Predeterminism in Modern Spirituality

Casey G

What does it mean to get a sign from the universe? For some, it is to have something overwhelmingly negative or fortunate occur to them in a context that might cause reflection on greater meaning and implication. Finding a $20 bill loosely on the ground, tripping and falling into traffic, seeing the same number in a series of three in a random location (gas price, time stamp, order number, etc.) are all hypothetical but realistic examples of occurrences people accept as “signs,” or otherwise put, comments from a supernatural entity on the trajectory of one’s path, whether it be one already trekked or that is being approached.

This could imply a variety of preceding conditions, such as a recent action taken or decision made that is followed by an event colored by the severity of its malice or fortune, or no definable choice but an event of such severe malice or fortune that it causes one to wonder if at the behest of a divine entity trying to communicate, to offer guidance or support. It is this consideration that reeks of hopeful optimism rather than analytical process or patterned logic; it comes from desire for comfort, this notion that there are celestial hands to offer a light as you carve out the right path. You might acknowledge the misdirection of “sign” centric philosophy upon realizing the intimidating feat of giving in to the free fall – there is no right path, just the one you make.

This modern notion of receiving “signs” from the universe is bent and borrowed in many ways, but stems from antiquated relationships with volatile deities. The gods of old times, who mythology writes of shepherding spiteful droughts, floods, plagues, and other forces to snub out the very life they created. If your god was upset with you, it was believed that they would let you know via manifestation of malice or harm – a cropless season, mass famine and death – implying that the alternative was a ‘sign’ of the god’s pleasure. Attaining these coveted positive signs, such as a bountiful harvest, and avoiding the scourge of divine disappointment inspired sacrifice, ritual, and fearful obedience. I haven’t been to church in a few years, but I used to be a regular attendee, as mandated during my adolescence. While the Catholic church has modernized in some senses, I remember listening to the Irish-accented priest cling to his fire and brimestome as he attempted to instill the fear of God within the congregation. He said God was angry, he was upset with the direction of society and humanity, and that something needed to change or things would only continue to worsen, more people would die. These comments were his statement on the aftermath of the 7.0 M earthquake that rattled Haiti in 2010 and took over 100,000 lives; I was 10 years old, sitting wide-eyed in the second to last pew in horror-filled awe at his words.

From that point on, the idea of working along some imaginary permissions guide felt similar to walking across a field of landmines – how would I ever know I was taking a wrong step until I set one off, and at that point, would it not be too late? This experience and others like it made God seem temperamental and the controlling paradigm of religion more explicit. It prompted me to leap into the arms of logic, science, and philosophy, rather than have me stab my eyes out to follow God, or the men who prop him up to puppeteer divinity. 
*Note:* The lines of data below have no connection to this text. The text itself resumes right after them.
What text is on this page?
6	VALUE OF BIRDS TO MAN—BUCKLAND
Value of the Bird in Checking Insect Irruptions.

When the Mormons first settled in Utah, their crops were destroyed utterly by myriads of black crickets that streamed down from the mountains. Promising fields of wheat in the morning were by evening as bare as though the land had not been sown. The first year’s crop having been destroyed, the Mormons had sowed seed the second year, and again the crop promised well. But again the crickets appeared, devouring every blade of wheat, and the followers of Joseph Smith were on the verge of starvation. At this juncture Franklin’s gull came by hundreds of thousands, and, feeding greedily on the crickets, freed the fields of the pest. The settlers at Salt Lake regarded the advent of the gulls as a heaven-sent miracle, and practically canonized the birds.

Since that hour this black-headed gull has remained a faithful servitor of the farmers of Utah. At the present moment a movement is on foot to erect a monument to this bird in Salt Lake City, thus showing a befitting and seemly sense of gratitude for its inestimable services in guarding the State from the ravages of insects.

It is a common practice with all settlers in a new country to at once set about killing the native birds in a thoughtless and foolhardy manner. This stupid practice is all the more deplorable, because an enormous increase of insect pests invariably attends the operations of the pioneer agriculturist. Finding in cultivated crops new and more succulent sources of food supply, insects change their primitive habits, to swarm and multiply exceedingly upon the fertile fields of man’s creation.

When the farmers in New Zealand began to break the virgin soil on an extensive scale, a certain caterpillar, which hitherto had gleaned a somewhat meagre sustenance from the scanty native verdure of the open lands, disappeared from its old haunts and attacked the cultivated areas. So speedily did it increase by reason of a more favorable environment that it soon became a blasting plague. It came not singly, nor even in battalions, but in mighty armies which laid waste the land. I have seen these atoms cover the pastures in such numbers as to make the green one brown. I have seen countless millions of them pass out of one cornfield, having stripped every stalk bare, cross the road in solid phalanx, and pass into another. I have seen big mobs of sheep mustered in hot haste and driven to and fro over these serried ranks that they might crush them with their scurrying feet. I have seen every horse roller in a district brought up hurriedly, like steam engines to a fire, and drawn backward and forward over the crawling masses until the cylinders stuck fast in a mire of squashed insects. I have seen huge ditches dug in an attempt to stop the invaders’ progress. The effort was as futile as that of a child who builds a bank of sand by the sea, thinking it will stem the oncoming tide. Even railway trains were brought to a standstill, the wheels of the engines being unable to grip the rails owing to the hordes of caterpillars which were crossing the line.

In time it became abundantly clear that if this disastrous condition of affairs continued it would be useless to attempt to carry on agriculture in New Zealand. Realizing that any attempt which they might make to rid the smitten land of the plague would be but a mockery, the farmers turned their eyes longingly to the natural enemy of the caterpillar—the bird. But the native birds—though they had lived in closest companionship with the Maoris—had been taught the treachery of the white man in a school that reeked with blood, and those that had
Returning back to the original idea regarding “signs” from the universe – my breakup with religion somewhat informs my inability to subscribe to such a notion, but there is more to it. I just don’t get what is a sign and what isn’t a sign, because things happen to me and everyone all the time – which events are we to know to take into consideration against the greater scope of our life’s decisions, and which to disregard as fodder? Furthermore, regarding decisions made and actions taken, and the potential of using this as the backboard for delineating “signs” from non-special events – everything you do is an action or a decision in some way, to proceed or abstain, to remove or apply yourself, etc. How do I know which decision specifically God or the universe or whoever is trying to communicate with me about?

My last anecdote, and it’s funny in the retrospective kind of way, is a recent story about me having a several-hour hangout with a friend in the city. We did a fitness class together, grabbed coffee, thrifted at a few locations, and then parted ways for opposing trains. About 2 minutes after we split, I felt my nose tickle and then it was gushing blood on the sidewalk. I scrambled to get my backpack off with one hand while trying to apply pressure with my other, and had to use the only somewhat absorbing fabric that I had with me and not on my physical body – a tiny pair of shorts I had worn at the gym. My blood was all over me and the street, and my nose continued to bleed heavily (into the shorts, fortunately) for the entire duration of my walk, waiting period, and train ride. At one point while walking, all I could smell and taste was the auroma of my own blood and I felt lightheaded for just a second, and then I was fine.

The point of me bringing this up is just to push the question of what was the “sign” here, and what was it in reference to? Acutely, I would have to assume it was a comment on the separation of my friend and I (possibly an omen for one or both of us), but it could have been in reference to something I did or decided earlier that day, yesterday, or the week previously. If I were to submit myself to the logic of “signs” from the universe, I think I would lose my mind. The lines between fate and crafted and random blur together and then don’t mean anything anymore, at least to someone like me who would be wondering if every little thing said or done to me was a sign that she was somehow failing to follow. For my own peace of mind, I’ll continue to think that my mid-day, no-trauma nosebleed was just another natural development in the universe’s randomized cruelty of occurrence.